STÉPHANIE DO

Adoption du projet de loi pour la confiance dans l’institution judiciaire

Cet après-midi, j'ai voté pour une réforme ambitieuse pour renforcer la confiance des Français dans la justice et assurer une réponse pénale plus rapide !

Ce mardi 25 mai 2021, nous avons adopté, en première lecture, le projet de loi et le projet de loi organique pour la confiance dans l’institution judiciaire. Ces textes doivent permettre de renforcer la confiance de nos concitoyens en réformant en profondeur notre système judiciaire. Nous saluons une réforme majeure avec l'ambition de poursuivre la construction d’une justice plus humaine, plus efficace et plus rapide.

« Depuis 2017, le Gouvernement et la majorité ont amélioré significativement le fonctionnement du service public de la justice, avec une augmentation historique du budget de la justice (+8% cette année). Pour une réponse pénale plus rapide, nous avons adopté le code de la justice pénale des mineurs qui permet de réduire considérablement les délais de jugement, c’est concret. Avec ce texte, nous poursuivons cette action avec des avancées fortes qui concernent tous les domaines de la justice », a déclaré Christophe CASTANER, Président du Groupe LaREM.

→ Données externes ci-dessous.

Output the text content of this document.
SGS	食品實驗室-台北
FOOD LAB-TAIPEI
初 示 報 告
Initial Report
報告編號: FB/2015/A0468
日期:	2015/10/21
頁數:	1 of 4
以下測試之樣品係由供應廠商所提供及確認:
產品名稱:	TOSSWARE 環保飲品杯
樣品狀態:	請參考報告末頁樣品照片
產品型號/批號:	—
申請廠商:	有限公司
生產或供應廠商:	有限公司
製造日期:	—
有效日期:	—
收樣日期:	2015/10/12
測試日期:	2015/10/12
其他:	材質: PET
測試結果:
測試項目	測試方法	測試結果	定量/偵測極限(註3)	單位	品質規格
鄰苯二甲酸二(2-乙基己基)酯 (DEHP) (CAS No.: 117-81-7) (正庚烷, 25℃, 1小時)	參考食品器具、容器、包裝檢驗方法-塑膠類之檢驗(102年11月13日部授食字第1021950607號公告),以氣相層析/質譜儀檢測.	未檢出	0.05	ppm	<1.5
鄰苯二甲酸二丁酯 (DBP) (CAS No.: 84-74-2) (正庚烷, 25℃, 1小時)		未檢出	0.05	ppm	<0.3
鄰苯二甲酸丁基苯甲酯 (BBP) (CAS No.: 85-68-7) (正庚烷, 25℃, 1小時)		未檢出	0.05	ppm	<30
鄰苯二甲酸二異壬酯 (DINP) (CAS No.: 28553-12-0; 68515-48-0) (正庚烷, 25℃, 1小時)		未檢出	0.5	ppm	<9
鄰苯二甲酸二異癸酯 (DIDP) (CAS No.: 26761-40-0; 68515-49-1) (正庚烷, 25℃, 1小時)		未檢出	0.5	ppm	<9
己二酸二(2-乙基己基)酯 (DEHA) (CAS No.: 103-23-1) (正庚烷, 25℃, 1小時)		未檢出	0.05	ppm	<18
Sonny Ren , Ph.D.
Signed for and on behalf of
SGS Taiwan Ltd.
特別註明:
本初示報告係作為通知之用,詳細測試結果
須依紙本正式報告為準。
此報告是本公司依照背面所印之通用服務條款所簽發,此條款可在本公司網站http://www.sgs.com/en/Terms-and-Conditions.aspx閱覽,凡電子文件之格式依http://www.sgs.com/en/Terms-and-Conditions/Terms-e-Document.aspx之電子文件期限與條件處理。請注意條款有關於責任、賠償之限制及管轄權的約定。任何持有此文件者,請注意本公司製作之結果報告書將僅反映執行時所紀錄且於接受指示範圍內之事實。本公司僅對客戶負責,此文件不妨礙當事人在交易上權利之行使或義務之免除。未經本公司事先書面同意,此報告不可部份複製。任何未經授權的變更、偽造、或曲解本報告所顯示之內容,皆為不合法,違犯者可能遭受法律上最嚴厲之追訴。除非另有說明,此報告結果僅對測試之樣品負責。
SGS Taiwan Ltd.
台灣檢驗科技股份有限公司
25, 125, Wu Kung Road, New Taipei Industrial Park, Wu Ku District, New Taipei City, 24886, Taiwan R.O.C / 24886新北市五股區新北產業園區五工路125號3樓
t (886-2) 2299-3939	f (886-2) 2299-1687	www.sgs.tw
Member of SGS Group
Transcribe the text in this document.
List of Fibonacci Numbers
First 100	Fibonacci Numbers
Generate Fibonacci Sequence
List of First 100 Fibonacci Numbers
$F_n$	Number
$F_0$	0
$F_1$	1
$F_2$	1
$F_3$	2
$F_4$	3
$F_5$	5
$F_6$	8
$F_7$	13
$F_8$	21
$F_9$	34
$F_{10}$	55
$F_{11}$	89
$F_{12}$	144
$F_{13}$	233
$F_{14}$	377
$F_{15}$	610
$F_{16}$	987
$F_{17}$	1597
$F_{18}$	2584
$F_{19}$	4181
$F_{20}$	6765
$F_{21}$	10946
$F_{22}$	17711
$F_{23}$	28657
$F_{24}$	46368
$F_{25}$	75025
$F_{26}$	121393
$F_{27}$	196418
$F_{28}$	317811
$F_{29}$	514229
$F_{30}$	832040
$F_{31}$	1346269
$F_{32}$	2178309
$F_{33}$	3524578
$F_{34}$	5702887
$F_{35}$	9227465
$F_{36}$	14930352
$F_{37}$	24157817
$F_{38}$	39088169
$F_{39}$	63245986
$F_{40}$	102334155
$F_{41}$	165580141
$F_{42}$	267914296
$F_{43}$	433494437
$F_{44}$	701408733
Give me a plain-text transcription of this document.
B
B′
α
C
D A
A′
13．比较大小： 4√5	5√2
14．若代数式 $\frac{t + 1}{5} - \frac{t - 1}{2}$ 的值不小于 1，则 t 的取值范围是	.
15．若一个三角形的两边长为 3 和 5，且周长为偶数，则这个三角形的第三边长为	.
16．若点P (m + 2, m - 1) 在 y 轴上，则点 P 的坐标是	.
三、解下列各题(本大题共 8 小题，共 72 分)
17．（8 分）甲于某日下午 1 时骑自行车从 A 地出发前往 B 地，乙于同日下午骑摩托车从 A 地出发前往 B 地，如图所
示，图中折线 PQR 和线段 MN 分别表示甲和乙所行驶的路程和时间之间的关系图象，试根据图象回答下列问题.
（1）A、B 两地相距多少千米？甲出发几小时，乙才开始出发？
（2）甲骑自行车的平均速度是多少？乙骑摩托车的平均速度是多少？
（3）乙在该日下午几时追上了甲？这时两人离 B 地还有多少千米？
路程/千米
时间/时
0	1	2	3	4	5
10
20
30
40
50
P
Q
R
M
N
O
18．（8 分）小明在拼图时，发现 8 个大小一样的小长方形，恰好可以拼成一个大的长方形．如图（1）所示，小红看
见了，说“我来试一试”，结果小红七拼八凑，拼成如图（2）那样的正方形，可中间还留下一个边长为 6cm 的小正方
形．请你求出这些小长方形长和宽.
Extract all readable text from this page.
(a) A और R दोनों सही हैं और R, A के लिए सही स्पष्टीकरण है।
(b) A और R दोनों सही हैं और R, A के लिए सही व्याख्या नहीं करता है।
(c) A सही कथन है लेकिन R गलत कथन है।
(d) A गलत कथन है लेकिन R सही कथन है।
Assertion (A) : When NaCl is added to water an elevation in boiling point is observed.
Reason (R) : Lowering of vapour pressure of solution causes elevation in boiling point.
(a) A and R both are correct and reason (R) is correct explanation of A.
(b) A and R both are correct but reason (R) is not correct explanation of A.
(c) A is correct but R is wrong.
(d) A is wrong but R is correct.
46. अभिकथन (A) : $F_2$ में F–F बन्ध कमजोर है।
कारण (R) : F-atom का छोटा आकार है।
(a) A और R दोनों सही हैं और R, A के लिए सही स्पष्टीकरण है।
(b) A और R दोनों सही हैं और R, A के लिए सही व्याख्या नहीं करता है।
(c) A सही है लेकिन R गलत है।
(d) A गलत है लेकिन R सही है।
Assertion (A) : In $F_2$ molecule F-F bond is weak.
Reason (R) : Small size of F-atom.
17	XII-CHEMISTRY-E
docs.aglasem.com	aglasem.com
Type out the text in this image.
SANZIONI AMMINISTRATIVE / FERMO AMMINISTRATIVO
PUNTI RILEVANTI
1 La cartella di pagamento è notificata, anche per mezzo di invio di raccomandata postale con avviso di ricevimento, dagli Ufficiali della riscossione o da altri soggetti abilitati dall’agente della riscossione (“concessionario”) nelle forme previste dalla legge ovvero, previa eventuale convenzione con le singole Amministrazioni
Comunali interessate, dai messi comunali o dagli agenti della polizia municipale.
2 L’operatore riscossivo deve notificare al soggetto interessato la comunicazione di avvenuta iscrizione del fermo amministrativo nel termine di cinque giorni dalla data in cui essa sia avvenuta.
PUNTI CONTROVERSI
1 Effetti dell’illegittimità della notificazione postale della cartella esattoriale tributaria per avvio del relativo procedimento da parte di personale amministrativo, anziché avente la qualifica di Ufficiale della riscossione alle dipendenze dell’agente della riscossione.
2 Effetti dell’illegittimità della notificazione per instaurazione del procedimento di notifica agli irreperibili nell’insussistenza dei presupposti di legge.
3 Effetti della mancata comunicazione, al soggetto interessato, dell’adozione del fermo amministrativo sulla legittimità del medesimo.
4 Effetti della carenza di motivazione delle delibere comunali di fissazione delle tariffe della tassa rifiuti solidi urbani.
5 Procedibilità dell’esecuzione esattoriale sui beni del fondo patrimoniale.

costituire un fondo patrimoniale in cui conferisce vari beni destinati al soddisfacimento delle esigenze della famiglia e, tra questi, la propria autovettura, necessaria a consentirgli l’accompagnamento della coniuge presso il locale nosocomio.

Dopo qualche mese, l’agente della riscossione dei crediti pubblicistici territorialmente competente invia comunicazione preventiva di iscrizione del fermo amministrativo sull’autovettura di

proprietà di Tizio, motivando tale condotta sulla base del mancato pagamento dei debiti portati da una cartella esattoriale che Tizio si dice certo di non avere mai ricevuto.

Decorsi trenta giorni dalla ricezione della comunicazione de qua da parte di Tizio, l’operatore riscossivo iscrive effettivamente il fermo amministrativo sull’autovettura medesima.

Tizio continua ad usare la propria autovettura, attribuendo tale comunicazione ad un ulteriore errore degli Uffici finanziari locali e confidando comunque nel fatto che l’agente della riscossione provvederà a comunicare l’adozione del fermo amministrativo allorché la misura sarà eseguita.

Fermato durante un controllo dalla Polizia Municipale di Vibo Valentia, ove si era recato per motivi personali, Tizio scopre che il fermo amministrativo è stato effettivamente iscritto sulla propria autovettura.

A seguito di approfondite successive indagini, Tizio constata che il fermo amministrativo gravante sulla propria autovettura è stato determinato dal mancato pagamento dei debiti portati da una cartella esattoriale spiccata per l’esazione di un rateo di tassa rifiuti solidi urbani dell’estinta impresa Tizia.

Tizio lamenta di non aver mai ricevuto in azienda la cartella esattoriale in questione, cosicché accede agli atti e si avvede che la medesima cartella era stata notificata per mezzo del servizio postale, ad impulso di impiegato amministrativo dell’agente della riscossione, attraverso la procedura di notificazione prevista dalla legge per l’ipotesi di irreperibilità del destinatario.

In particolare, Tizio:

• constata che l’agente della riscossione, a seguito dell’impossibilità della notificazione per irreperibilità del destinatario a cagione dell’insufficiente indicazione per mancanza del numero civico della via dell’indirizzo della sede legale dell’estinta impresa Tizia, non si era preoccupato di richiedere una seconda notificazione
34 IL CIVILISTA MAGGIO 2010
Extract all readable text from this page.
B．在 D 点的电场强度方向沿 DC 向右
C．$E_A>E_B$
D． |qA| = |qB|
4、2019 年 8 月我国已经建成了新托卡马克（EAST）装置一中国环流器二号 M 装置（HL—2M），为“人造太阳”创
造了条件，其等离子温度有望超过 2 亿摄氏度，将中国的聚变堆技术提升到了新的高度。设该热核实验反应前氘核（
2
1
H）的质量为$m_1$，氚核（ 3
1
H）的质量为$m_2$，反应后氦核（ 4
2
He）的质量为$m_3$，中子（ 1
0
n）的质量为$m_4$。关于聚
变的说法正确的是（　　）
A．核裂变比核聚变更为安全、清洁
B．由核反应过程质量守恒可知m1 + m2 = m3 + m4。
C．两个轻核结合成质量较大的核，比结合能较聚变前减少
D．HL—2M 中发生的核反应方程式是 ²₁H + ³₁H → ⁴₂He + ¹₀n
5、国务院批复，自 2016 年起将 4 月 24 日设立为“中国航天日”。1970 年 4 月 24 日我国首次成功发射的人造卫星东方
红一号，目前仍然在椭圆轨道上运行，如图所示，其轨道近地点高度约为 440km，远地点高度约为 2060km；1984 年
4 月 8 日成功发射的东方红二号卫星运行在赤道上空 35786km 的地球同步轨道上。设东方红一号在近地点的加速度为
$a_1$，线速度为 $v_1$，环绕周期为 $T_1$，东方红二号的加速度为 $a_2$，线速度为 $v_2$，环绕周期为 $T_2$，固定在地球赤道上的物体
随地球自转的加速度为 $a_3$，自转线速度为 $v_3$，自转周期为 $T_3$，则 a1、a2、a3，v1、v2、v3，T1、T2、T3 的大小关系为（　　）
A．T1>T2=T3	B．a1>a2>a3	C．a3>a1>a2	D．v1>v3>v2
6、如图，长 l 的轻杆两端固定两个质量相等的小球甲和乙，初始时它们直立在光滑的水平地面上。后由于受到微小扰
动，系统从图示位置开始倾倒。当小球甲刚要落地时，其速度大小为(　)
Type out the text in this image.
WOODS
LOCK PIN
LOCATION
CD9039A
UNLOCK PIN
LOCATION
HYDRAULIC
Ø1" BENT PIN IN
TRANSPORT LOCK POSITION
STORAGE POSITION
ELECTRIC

Avec cette réforme, nous votons des avancées considérables renforcées lors de la discussion parlementaire :

- Nous mettons un terme aux crédits de remise de peine automatique pour s’assurer qu’elles profitent à la société et au détenu qui devra faire les efforts de réinsertion nécessaires pour en bénéficier ;

- Nous concrétisons les mesures annoncées par le Premier ministre à l’issue de la réunion avec les syndicats de la police afin de mieux protéger nos forces de l’ordre :

=> Pour les condamnés pour agression sur personne dépositaire de l'autorité publique, nous limitons la réduction de peine à trois mois par année d'incarcération ;

=> Nous portons la peine de sûreté de 22 à 30 ans pour les condamnés à perpétuité pour les crimes contre un policier ou un gendarme ;

=> Nous supprimons les rappels à la loi, alternatives aux poursuites trop fréquemment utilisées, qui seront remplacées par un nouveau dispositif lorsque l’engagement de poursuites n’est pas justifié. A cette fin, l’Inspection Générale de la Justice est chargée d’une mission d’analyse de la structure de la réponse pénale et des moyens susceptibles d’en améliorer l’efficacité.

- Nous permettons aux citoyens de mieux connaître le fonctionnement de la justice en autorisant, avec des garanties strictes, l’ouverture des audiences aux caméras afin de faire de la pédagogie et de renforcer la transparence de notre système ;

- Nous renforçons les droits des justiciables à chaque étape de la procédure juridictionnelle :

=> En encadrant l’enquête préliminaire et en la limitant à deux ans maximum, avec prolongation possible d’un an après accord motivé du procureur, et en l’ouvrant au contradictoire ;

=> En renforçant la protection de la présomption d’innocence ;

=> En augmentant la prise en compte des voix des jurés aux assises pour s’assurer que la justice soit rendue par le peuple et au nom du peuple. Toute décision défavorable à l'accusé se formera à la majorité de sept voix au lieu de six ;

=> En généralisant les cours criminelles départementales.

- Nous protégeons davantage le secret professionnel des avocats en l’inscrivant dans le code de procédure pénale et l’élargissons à toutes les activités des avocats (défense et conseil) ;

- Nous redonnons du sens à la peine et accompagnons mieux la réinsertion du détenu en préparant mieux les sorties de détention et en favorisant l’insertion professionnelle des personnes condamnées, en particulier en créant un contrat de travail en détention.